Laba bank bjb Meroket di Triwulan I 2026, Jadi Tren Terbaru yang Paling Dicari Investor

Laba bank bjb Meroket di Triwulan I 2026, Jadi Tren Terbaru yang Paling Dicari Investor
Foto: Laba bank bjb Meroket di Triwulan I 2026, Jadi Tren Terbaru yang Paling Dicari Investor. (Illustration by Pexels)
Ukuran teks

PT Bank Pembangunan Daerah Jawa Barat dan Banten Tbk (bank bjb) sukses mencatatkan tren kinerja yang sangat positif pada pembukaan tahun 2026. Meski kondisi ekonomi global dan industri perbankan penuh tantangan, emiten dengan kode saham BJBR ini berhasil meraih pertumbuhan laba yang signifikan.

Pada laporan keuangan Triwulan I 2026, bank bjb membukukan laba bersih sebesar Rp410 miliar. Perolehan ini meningkat 13,3% dibandingkan kuartal sebelumnya (QoQ) atau naik sekitar 3% jika dibandingkan secara tahunan (YoY).

Faktor Pendorong Pertumbuhan Laba

Kenaikan laba tersebut didukung kuat oleh pendapatan bunga bersih atau Net Interest Income (NII) konsolidasi yang mencapai Rp2,05 triliun. Angka NII tersebut menunjukkan pertumbuhan sebesar 13% jika dibandingkan dengan periode yang sama pada tahun lalu.

Keberhasilan ini tidak lepas dari strategi manajemen dalam mengoptimalkan portofolio kredit serta pengelolaan biaya dana yang jauh lebih efisien. Bank bjb dinilai mampu menjaga fundamental bisnis yang tetap kokoh melalui efisiensi operasional.

Direktur Utama bank bjb, Ayi Subarna, mengungkapkan bahwa capaian ini adalah bukti nyata dari upaya berkelanjutan dalam memperkuat fungsi intermediasi. Ia menegaskan pentingnya menjaga pertumbuhan bisnis yang sehat di tengah dinamika pasar yang terus berkembang.

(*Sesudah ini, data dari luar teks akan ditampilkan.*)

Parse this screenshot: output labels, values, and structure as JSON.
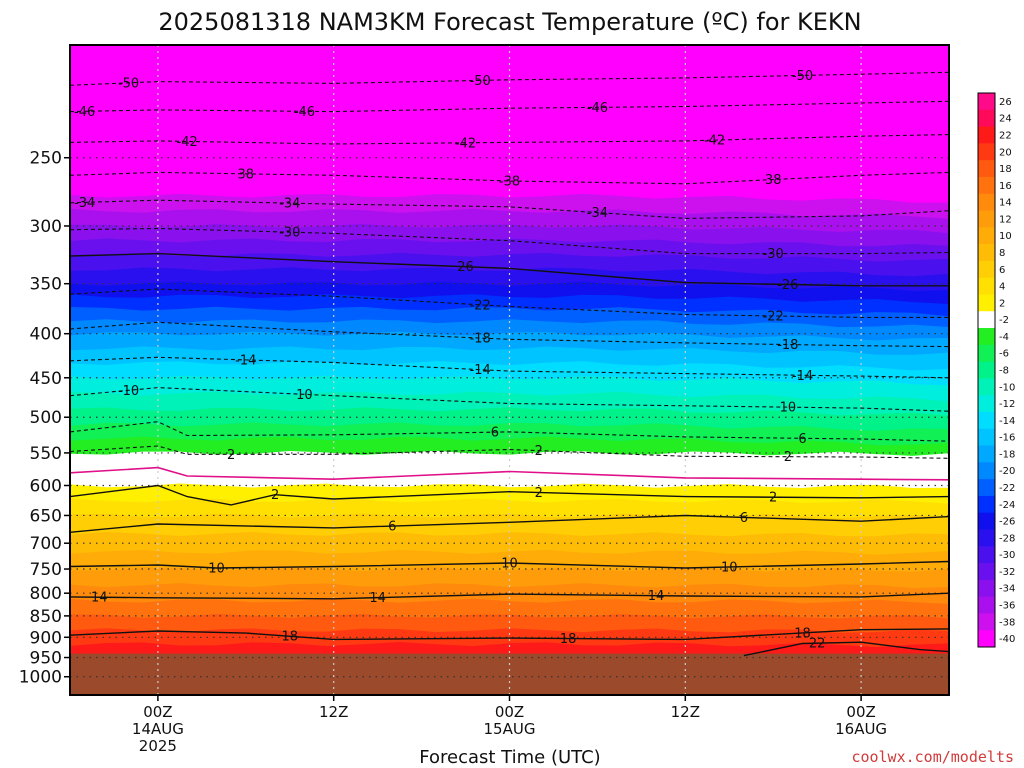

Ayi juga menambahkan bahwa fokus utama perusahaan tetap pada kualitas aset dan likuiditas. Selain itu, pemenuhan kebutuhan nasabah serta kepentingan pemangku kebijakan menjadi prioritas utama dalam menjalankan transformasi layanan.

Kinerja Kredit dan Likuiditas

Dalam menjalankan fungsi intermediasi, bank bjb mencatatkan total penyaluran kredit dan pembiayaan konsolidasi sebesar Rp141,2 triliun. Angka ini mencerminkan peran aktif bank dalam mendorong roda perekonomian masyarakat.

Sektor pendanaan juga menunjukkan tren yang menggembirakan dengan pertumbuhan Dana Pihak Ketiga (DPK). Simpanan nasabah naik 3,9% secara tahunan (YoY) hingga mencapai angka Rp159,9 triliun pada kuartal pertama ini.

Berikut adalah ringkasan data keuangan bank bjb pada Triwulan I 2026:

Indikator Keuangan Nilai Capaian Pertumbuhan (YoY)
Laba Bersih (PATMI) Rp410 Miliar 3%
Pendapatan Bunga Bersih (NII) Rp2,05 Triliun 13%
Dana Pihak Ketiga (DPK) Rp159,9 Triliun 3,9%
Total Kredit & Pembiayaan Rp141,2 Triliun -

Data di atas menunjukkan keseimbangan antara fungsi penyaluran dana dan penghimpunan dana yang dilakukan oleh perseroan. Rasio likuiditas bank juga berada pada level yang sangat aman dan terjaga dengan baik.

Hingga saat ini, tingkat Loan to Deposit Ratio (LDR) bank bjb tercatat berada di angka 83,5%. Angka ini mengonfirmasi bahwa bank memiliki kemampuan likuiditas yang memadai untuk mendukung ekspansi bisnis ke depan.